MAKE-AHEAD TIPS FOR Honey-Glazed Shallots with Crispy Bacon

  • Prep ahead: Peel and halve shallots up to a day in advance and keep them in cold water in the fridge to prevent browning. This saves about 30 minutes on cooking day. This makes the recipe great for meal prep.
  • Par-cook: You can parboil the shallots and store them drained in the fridge for up to 2 days. When ready to serve, finish the glaze and roast for a shorter time.
  • Bacon on the side: Cook bacon ahead and store separately. Add it just before serving to keep it crisp. This step helps keep the dish fresh and crispy for meal prep containers.
  • Reheat plan: For meal prep bowls, reheat the shallots in a skillet on low, then add warm bacon and herbs. This keeps textures better than microwave reheating.
  • Batch cooking: Double the recipe to have ready sides for several dinners. Store in shallow containers for quick reheating. This approach is a great way to keep evening meals quick and healthy.

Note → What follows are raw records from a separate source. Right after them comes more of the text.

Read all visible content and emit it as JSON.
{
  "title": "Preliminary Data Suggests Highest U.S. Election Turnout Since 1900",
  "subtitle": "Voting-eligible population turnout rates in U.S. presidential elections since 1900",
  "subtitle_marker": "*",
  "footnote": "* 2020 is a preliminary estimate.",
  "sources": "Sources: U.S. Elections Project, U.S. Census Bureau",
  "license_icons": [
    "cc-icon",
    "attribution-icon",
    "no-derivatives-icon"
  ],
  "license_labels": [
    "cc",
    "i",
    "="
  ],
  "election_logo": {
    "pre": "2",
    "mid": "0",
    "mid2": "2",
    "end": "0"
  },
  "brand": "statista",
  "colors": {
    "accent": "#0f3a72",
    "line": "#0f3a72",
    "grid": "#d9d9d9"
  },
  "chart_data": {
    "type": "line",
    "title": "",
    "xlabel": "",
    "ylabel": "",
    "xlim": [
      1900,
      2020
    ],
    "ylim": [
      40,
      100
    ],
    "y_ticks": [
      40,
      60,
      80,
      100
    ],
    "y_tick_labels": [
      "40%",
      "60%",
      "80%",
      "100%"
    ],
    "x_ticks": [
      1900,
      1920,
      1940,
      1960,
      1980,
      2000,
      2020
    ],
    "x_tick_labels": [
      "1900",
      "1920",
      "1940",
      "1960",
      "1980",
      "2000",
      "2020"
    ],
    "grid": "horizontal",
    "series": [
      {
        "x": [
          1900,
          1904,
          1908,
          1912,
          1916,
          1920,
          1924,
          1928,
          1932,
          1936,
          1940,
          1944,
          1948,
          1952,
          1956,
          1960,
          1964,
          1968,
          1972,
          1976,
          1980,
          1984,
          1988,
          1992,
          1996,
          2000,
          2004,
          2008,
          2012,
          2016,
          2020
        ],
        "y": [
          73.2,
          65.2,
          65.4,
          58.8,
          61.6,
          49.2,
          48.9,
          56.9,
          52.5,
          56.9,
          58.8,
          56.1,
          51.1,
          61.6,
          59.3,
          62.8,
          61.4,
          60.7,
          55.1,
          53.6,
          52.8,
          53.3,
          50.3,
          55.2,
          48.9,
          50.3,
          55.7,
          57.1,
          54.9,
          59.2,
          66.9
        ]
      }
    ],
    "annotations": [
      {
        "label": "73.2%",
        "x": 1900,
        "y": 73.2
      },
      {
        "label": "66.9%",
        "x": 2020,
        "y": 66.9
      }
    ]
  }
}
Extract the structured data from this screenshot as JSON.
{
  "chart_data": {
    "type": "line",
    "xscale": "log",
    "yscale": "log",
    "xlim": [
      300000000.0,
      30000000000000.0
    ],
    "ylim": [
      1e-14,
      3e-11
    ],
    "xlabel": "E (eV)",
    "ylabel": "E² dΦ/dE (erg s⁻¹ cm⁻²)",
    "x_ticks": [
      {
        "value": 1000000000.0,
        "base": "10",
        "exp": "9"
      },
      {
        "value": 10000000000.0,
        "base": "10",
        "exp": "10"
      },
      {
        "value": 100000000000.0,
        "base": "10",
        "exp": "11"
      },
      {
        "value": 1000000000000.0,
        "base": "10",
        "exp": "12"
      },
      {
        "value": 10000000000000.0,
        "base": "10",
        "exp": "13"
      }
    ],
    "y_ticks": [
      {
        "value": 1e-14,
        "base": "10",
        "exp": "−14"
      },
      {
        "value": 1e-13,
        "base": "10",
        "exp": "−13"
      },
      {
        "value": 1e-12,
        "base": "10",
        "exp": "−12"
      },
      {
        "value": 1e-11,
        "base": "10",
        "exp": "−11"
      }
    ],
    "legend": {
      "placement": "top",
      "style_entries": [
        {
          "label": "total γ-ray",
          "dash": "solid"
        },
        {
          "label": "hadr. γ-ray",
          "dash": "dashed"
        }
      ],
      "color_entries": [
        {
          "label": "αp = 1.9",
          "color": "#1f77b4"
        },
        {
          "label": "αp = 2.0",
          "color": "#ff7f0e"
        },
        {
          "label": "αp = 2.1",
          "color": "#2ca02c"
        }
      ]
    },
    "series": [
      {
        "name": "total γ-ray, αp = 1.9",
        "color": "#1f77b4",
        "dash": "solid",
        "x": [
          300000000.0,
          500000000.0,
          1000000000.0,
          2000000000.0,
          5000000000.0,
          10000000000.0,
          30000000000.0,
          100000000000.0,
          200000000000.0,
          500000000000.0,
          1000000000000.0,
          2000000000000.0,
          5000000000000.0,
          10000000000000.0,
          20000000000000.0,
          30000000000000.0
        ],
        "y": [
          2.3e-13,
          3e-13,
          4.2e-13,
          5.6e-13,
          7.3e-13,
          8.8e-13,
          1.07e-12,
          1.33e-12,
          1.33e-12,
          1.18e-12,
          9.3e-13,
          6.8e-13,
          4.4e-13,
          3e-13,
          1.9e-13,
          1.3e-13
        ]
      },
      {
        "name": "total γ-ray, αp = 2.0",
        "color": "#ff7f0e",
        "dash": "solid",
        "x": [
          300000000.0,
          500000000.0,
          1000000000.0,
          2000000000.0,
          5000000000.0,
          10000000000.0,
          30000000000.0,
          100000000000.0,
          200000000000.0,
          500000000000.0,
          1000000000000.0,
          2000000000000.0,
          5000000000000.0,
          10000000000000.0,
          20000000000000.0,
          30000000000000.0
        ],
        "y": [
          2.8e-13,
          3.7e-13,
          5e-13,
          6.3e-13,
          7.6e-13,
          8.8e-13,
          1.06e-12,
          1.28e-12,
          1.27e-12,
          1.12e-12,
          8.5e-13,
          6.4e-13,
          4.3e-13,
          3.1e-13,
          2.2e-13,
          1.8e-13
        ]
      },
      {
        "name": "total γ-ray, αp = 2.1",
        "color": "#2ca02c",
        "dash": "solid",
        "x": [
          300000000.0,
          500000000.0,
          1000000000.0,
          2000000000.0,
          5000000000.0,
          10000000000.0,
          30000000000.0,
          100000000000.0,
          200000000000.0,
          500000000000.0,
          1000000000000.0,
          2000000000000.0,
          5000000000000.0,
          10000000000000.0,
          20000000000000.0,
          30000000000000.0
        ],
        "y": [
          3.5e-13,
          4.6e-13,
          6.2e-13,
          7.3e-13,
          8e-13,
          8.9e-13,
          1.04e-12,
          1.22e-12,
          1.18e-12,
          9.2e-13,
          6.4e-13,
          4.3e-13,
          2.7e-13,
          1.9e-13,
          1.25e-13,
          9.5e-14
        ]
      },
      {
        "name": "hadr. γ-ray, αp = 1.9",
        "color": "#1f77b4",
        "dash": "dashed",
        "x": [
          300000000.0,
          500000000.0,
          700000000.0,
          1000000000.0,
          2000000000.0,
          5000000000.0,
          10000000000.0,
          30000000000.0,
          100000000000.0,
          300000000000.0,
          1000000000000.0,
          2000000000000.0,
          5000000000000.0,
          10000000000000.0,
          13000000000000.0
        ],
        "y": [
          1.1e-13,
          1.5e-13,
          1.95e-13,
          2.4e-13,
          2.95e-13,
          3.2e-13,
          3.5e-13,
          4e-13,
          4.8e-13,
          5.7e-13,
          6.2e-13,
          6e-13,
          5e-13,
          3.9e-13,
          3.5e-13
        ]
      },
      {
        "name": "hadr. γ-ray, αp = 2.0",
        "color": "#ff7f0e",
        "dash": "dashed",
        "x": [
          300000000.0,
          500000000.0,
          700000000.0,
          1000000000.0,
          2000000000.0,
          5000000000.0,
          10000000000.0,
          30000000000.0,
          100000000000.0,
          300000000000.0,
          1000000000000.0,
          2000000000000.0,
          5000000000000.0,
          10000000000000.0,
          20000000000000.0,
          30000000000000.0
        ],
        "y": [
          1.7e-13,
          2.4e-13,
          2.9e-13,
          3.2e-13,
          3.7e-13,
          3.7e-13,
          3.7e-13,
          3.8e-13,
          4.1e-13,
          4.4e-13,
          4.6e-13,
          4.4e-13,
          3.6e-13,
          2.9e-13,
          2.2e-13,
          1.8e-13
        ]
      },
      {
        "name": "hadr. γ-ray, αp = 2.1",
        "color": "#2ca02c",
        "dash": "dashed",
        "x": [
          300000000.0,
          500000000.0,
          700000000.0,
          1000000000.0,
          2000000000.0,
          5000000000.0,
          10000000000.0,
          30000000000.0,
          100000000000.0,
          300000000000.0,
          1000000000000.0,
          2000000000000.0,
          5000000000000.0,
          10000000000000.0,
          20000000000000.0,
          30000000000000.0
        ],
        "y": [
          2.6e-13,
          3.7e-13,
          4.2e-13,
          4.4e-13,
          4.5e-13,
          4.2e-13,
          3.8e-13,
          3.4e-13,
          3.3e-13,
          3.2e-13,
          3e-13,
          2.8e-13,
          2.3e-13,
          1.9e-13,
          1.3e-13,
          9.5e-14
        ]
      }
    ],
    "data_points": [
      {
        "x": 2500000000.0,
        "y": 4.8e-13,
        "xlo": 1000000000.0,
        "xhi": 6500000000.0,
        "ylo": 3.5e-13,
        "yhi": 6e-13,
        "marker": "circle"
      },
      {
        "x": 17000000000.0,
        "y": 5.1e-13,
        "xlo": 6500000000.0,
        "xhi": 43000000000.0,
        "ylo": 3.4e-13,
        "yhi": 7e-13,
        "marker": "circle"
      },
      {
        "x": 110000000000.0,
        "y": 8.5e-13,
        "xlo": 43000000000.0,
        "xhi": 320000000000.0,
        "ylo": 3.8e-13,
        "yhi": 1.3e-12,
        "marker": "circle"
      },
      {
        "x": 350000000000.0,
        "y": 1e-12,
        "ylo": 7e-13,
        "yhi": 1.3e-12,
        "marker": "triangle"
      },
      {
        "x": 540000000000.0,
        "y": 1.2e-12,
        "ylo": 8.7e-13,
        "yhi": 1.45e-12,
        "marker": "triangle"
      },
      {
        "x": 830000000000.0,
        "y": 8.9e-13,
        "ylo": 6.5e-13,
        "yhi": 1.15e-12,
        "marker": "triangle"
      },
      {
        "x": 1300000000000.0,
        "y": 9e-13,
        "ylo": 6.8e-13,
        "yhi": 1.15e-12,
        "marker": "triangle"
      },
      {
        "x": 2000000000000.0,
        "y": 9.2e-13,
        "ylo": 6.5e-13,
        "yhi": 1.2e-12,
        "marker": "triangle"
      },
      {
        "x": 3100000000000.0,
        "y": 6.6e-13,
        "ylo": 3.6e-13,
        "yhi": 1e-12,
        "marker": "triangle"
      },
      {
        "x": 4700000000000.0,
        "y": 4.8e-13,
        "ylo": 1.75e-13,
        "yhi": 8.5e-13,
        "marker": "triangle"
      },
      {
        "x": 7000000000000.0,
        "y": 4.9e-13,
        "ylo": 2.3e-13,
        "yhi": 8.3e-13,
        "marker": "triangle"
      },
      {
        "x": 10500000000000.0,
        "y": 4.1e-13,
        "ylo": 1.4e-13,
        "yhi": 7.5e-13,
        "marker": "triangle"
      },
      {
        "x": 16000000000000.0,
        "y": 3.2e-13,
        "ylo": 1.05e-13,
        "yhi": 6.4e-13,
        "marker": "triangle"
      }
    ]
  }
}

If you want a warm drink to pair with your cozy meal after a day of meal prep, try our hazelnut honey mocha recipe for an easy at-home treat.


Honey-Glazed Shallots with Crispy Bacon

A delightful side dish featuring soft shallots glazed with honey and crispy bacon, perfect for weeknights or meal prep.
Prep Time 20 minutes
Cook Time 15 minutes
Total Time 35 minutes
Servings: 4 servings
Course: Side Dish
Cuisine: American
Calories: 200

Ingredients
  

Main Ingredients
  • 1 pound shallots About 4-6 medium shallots
  • 2 tablespoons unsalted butter (or olive oil) For a lighter option, use olive oil
  • 3-4 slices bacon, chopped Can substitute with turkey bacon
  • 1 tablespoon honey For a diabetic-friendly version, use a sugar-free syrup
  • 1 tablespoon Worcestershire sauce Use gluten-free Worcestershire sauce for gluten-free version
  • 1 tablespoon balsamic vinegar
  • Salt and freshly ground black pepper, to taste

Method
 

Preparation
  1. Place the shallots in a bowl, cover them with cold water, and let them soak for about 20 minutes to loosen the skins.
  2. Drain, peel, and cut them in half lengthwise.
Cooking
  1. In a large oven-safe skillet, cook the chopped bacon over medium heat until crispy. Use a slotted spoon to remove the pieces and set aside, leaving about 1 tablespoon of bacon fat in the pan.
  2. Add the peeled shallots to the same pan and pour in enough cool water to cover them. Bring to a boil, reduce the heat, and simmer for 5 minutes. Drain the water completely.
  3. Return the shallots to the skillet. Add butter, honey, Worcestershire sauce, balsamic vinegar, salt, and pepper. Stir gently until the shallots are well coated.
  4. Preheat the oven to 400°F (200°C). Place the skillet in the oven and roast for 10–15 minutes, stirring once or twice, until the shallots turn golden brown and the glaze thickens into a syrupy coating.
  5. Remove from the oven and sprinkle the crispy bacon pieces over the glazed shallots. Toss lightly and serve warm.

Notes

For fresh flavor, add a sprinkle of fresh thyme or chopped parsley before serving. Leftovers can be stored in the fridge for up to 4 days.